If you still encounter the problems, please attach your test document here for our reference, we will check it and provide you more information.
@Nikhil1988 Please let us know if Aspose.Words licensed mode also returns incorrect words count and attach your test document. We will check the issue and provide you more information.
Hi @alexey.noskov , we have loaded the licence and it seems to give correct results , however we noticed api doesn’t consider footnotes and endnotes, is there any way we can include these in word count as well ? as this also part of our Word count requirement
@Nikhil1988 You can enable "Include textboxes, footer and endnotes" option in MS Word. The mentioned checkbox value is stored in settings.xml as <w:doNotIncludeSubdocsInStats/> tag (if unchecked). Aspose.Words takes this flag in account when Document.UpdateWordCount method is called. But unfortunately, there is no public API to get or set this flag. The feature request is logged as WORDSNET-24556. We will let you know once it is resolved.
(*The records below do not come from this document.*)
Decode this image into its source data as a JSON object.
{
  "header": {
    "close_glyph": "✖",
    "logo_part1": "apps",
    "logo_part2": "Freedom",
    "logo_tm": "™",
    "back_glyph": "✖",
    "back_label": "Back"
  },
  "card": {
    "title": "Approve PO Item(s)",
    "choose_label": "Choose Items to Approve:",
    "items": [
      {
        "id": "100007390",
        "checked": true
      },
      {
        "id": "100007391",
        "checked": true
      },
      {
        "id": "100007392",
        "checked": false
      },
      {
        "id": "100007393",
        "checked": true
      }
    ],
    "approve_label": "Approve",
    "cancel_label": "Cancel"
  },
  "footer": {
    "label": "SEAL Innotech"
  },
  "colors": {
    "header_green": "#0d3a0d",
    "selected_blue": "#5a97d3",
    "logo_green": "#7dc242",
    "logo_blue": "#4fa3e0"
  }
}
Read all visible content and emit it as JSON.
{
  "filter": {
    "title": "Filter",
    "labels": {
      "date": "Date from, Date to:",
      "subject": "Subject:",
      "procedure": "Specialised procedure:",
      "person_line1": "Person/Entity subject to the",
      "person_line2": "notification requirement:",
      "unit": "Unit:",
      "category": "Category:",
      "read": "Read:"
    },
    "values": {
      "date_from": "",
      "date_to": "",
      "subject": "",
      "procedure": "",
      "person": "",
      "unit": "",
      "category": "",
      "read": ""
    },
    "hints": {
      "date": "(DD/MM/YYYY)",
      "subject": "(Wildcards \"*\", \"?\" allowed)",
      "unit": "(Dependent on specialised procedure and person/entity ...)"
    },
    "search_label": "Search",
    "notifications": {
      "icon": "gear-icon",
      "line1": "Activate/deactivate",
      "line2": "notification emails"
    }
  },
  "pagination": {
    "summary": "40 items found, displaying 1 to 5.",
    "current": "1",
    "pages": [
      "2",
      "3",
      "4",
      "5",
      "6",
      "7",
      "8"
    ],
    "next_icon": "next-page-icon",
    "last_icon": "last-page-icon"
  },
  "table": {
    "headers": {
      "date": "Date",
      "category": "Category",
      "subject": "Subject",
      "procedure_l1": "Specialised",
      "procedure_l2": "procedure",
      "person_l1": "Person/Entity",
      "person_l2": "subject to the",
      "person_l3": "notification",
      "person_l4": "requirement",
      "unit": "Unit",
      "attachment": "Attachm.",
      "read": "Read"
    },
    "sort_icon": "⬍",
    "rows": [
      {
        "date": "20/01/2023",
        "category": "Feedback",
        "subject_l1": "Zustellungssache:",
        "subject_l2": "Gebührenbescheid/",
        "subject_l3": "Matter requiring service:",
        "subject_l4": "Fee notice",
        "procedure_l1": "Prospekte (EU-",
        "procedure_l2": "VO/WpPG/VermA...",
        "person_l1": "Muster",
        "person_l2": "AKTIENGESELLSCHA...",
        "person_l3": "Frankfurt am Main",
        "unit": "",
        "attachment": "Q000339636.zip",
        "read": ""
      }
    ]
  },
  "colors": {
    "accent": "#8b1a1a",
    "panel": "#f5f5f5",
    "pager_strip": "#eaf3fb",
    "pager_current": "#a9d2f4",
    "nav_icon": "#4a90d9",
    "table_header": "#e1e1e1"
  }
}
As a temporary workaround, you can copy footnotes content into the mail document’s body to make Document.UpdateWordCount to count the words.
Thanks for providing the work around, as of now we checked the accuracy of WC by saving settings for end note and foot note in word docs which seems to be matching our requirement although we would need the code handle to enable this setting before we return the calculated word count.
Also currently same work around doesn’t seem to be working for .rtf files because even if we save the setting , setting doesn’t really gets saved and when we reopen the rtf file we see that check box is still unchecked, due to which aspose library is returning word count without end note and foot note for rtf docs.
do you have any work around for rtf files so that we can validate the accuracy for rtf files as well ?
@Nikhil1988 It looks like RTF format does not have such ability to store this option in the document. As a temporary workaround, if it is required to include footnotes, you can copy footnotes content into the main document’s body to make Document.UpdateWordCount to count the words. If it is required to exclude footnotes, you can simply remove them from the document before calling Document.UpdateWordCount.